O Público não está bem, cheio de problemas e em crise. Há vários anos (muitos, desde a sua nascença, diga-se). O que nunca lhe retirou o título de melhor jornal do país.
Sou leitor, e o Tiago sabe disso, do DN há 15 anos (da coluna do Vitor Cunha Rego...). E do Público há outros 15. E sempre comentei o bom e o mau, os altos e baixos, dum e doutro jornal.
Não gosto do actual DN - ja seguia o Hortelao e a Filomena no Record e depois no CM. Bem como o Marcelino... enfim. E as vezes dou por mim a não saber se li a notícia no CM ou no DN, tal é a confusão e a semelhança de estilos (o novo grafismo do CM vem deixá-lo de cara igual ao JN). Ou seja, 3 jornais quase iguais...
Isto nao apaga a crise do Público mas, e como ouvi dizer que o JN vai pôr uma senhora com as maminhas ao léu na penúltima pagina, prefiro andar calmo nestas águas turvas e esperar por melhores ventos.
As capas com ciência e os P2 desta vida têm pouco sucesso, mas têm o seu lugar.. Vamos ver até quando, mas até lá é lutar...

fel

post - não visto a camisola de nada. fui crítico com o meu professor de faculdade, pivot do jornal nacional da TVI e q defendia aquele tipo de jornalismo. Eles continuam líderes destacados nas audiências. Em minha casa é raro descer da SIC-Not...

TG disse...

Sim, realmente dar grande destaque ao cigarro do primeiro-ministro no avião é cá de uma referência. Foi giro ver o Público a fazer o mesmo que o 24 Horas e e Correio da Manhã. O Público é o melhor jornal do País? Essa deve ser para rir. Já foi sim... mas isso foi em tempos.

Anónimo disse...

É verdade que os jornalistas se pelam por uma boa polémica. Eu adoro, confesso. Além disso, o essencial do jornalismo é só um: factos. Vamos a eles. O "anónimo", se quiser, que venha atrás:

1. "o Record nunca ultrapassou a A Bola", diz. Não é verdade. Como sabes (?), as vendas de A Bola não são auditadas pela APCT (uma velha e longa polémica, nunca resolvida na Travessa da Queimada...). O único dado disponível para serem tão afirmativo é comparares o Bareme de Imprensa da Marktest. É só uma questão de pesquisares e verás como, nos idos de 1999 a 2003, o Record em várias vagas ultrapassou A Bola. Quem era o director? Marcelino.

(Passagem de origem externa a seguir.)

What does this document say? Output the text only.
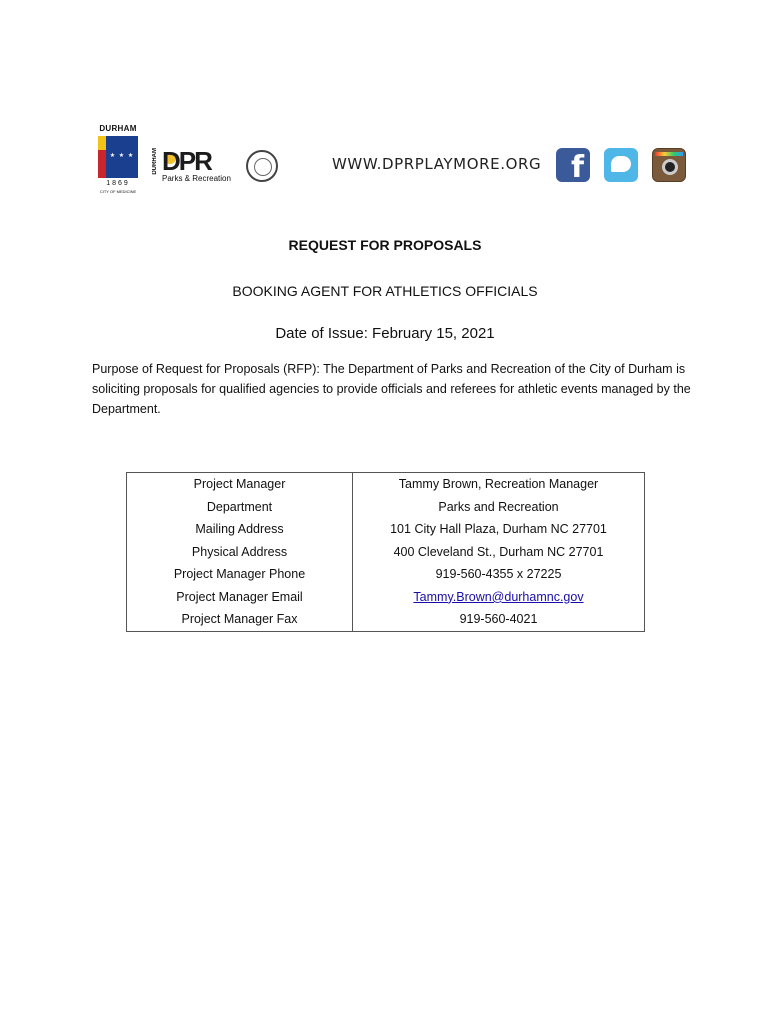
DURHAM
★ ★ ★
1869
CITY OF MEDICINE
DURHAM DPR
Parks & Recreation
WWW.DPRPLAYMORE.ORG f
REQUEST FOR PROPOSALS
BOOKING AGENT FOR ATHLETICS OFFICIALS
Date of Issue: February 15, 2021
Purpose of Request for Proposals (RFP): The Department of Parks and Recreation of the City of Durham is soliciting proposals for qualified agencies to provide officials and referees for athletic events managed by the Department.
Project Manager	Tammy Brown, Recreation Manager
Department	Parks and Recreation
Mailing Address	101 City Hall Plaza, Durham NC 27701
Physical Address	400 Cleveland St., Durham NC 27701
Project Manager Phone	919-560-4355 x 27225
Project Manager Email	Tammy.Brown@durhamnc.gov
Project Manager Fax	919-560-4021
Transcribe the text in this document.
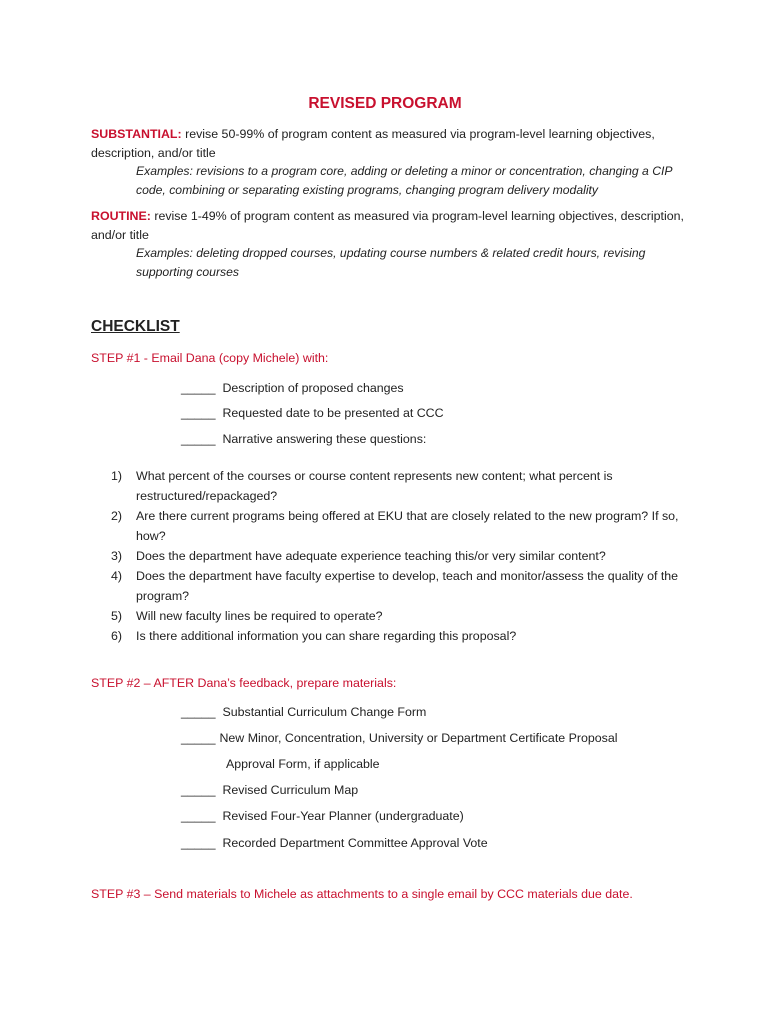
REVISED PROGRAM
SUBSTANTIAL: revise 50-99% of program content as measured via program-level learning objectives, description, and/or title
Examples: revisions to a program core, adding or deleting a minor or concentration, changing a CIP code, combining or separating existing programs, changing program delivery modality
ROUTINE: revise 1-49% of program content as measured via program-level learning objectives, description, and/or title
Examples: deleting dropped courses, updating course numbers & related credit hours, revising supporting courses
CHECKLIST
STEP #1 - Email Dana (copy Michele) with:
_____ Description of proposed changes
_____ Requested date to be presented at CCC
_____ Narrative answering these questions:
1) What percent of the courses or course content represents new content; what percent is restructured/repackaged?
2) Are there current programs being offered at EKU that are closely related to the new program? If so, how?
3) Does the department have adequate experience teaching this/or very similar content?
4) Does the department have faculty expertise to develop, teach and monitor/assess the quality of the program?
5) Will new faculty lines be required to operate?
6) Is there additional information you can share regarding this proposal?
STEP #2 – AFTER Dana’s feedback, prepare materials:
_____ Substantial Curriculum Change Form
_____ New Minor, Concentration, University or Department Certificate Proposal
Approval Form, if applicable
_____ Revised Curriculum Map
_____ Revised Four-Year Planner (undergraduate)
_____ Recorded Department Committee Approval Vote
STEP #3 – Send materials to Michele as attachments to a single email by CCC materials due date.
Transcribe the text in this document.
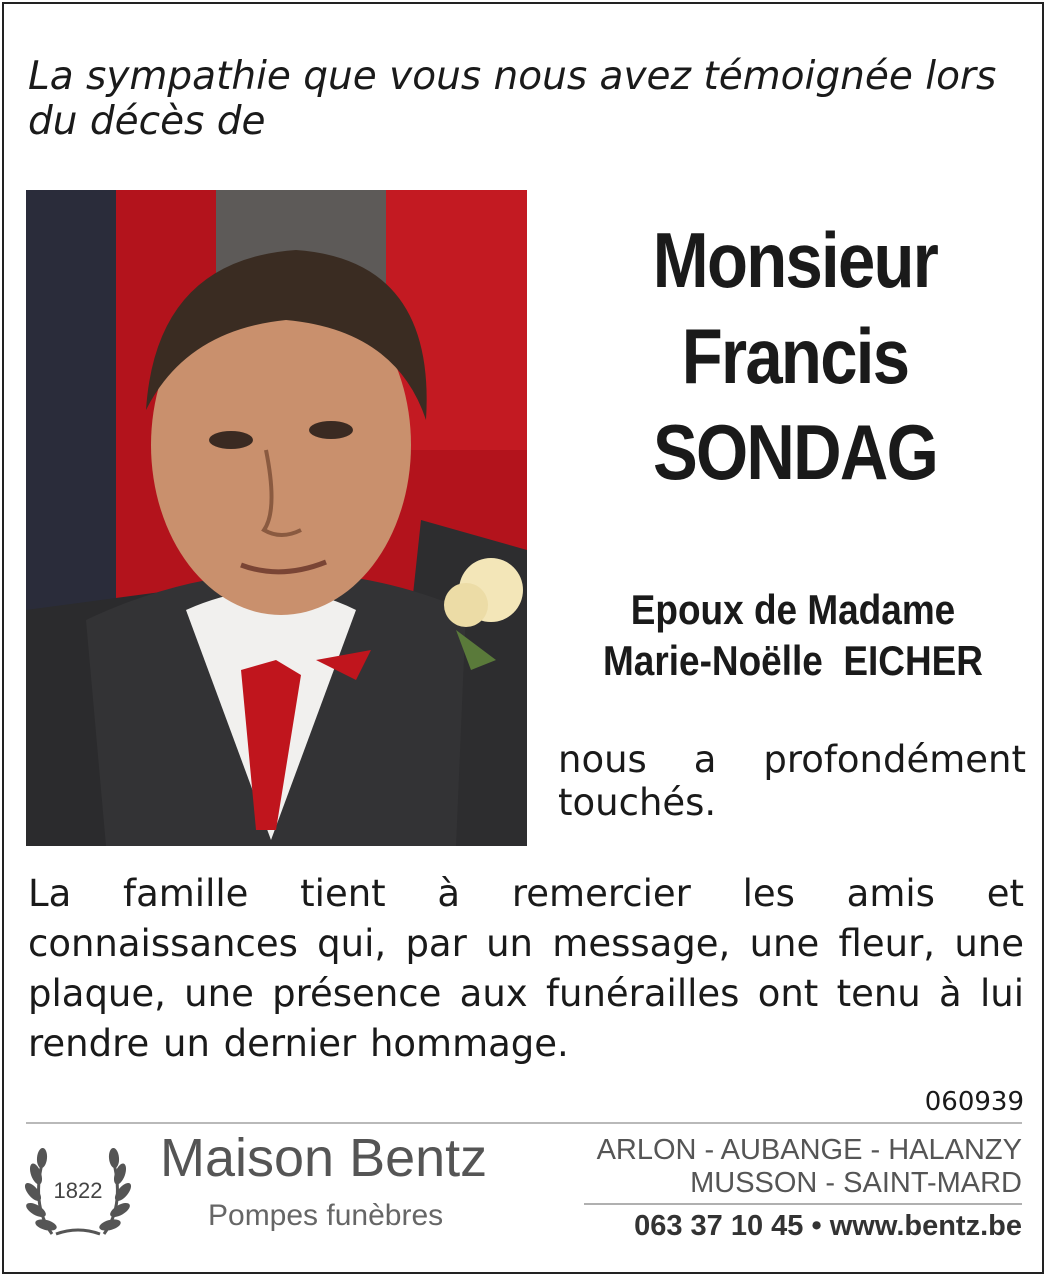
La sympathie que vous nous avez témoignée lors
du décès de
Monsieur
Francis
SONDAG
Epoux de Madame
Marie-Noëlle  EICHER
nous a profondément touchés.
La famille tient à remercier les amis et connaissances qui, par un message, une fleur, une plaque, une présence aux funérailles ont tenu à lui rendre un dernier hommage.
060939
1822
Maison Bentz
Pompes funèbres
ARLON - AUBANGE - HALANZY
MUSSON - SAINT-MARD
063 37 10 45 • www.bentz.be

2. "O CM sempre andou de mão dada com o JN", diz o "anónimo". Lamento, mas não é verdade. Até 2003, o JN era o jornal mais vendido no país, à frente do Correio da Manhã. Foi a partir daí que o CM se tornou campeão de vendas - dados APCT. Quem era o director? Marcelino.

3. "O DN está longe da sua concorrência, leia-se CM/JN...". Concorrência pressupõe mercado. E o mercado, estreito por sinal em Portugal, tem cinco diários generalistas. Todos concorrem com todos. Todos querem vender. Mas mesmo indo ao encontro do que pretende o "anónimo" (longe da concorrência do CM/JN)... lembro que há um ano quando o Marcelino chegou à Avenida... o DN vendia em banca 25 mil exemplares. Hoje vende 40. Longe da concorrência? Sim, mas bem menos longe. Ah, claro, e à frente do Público...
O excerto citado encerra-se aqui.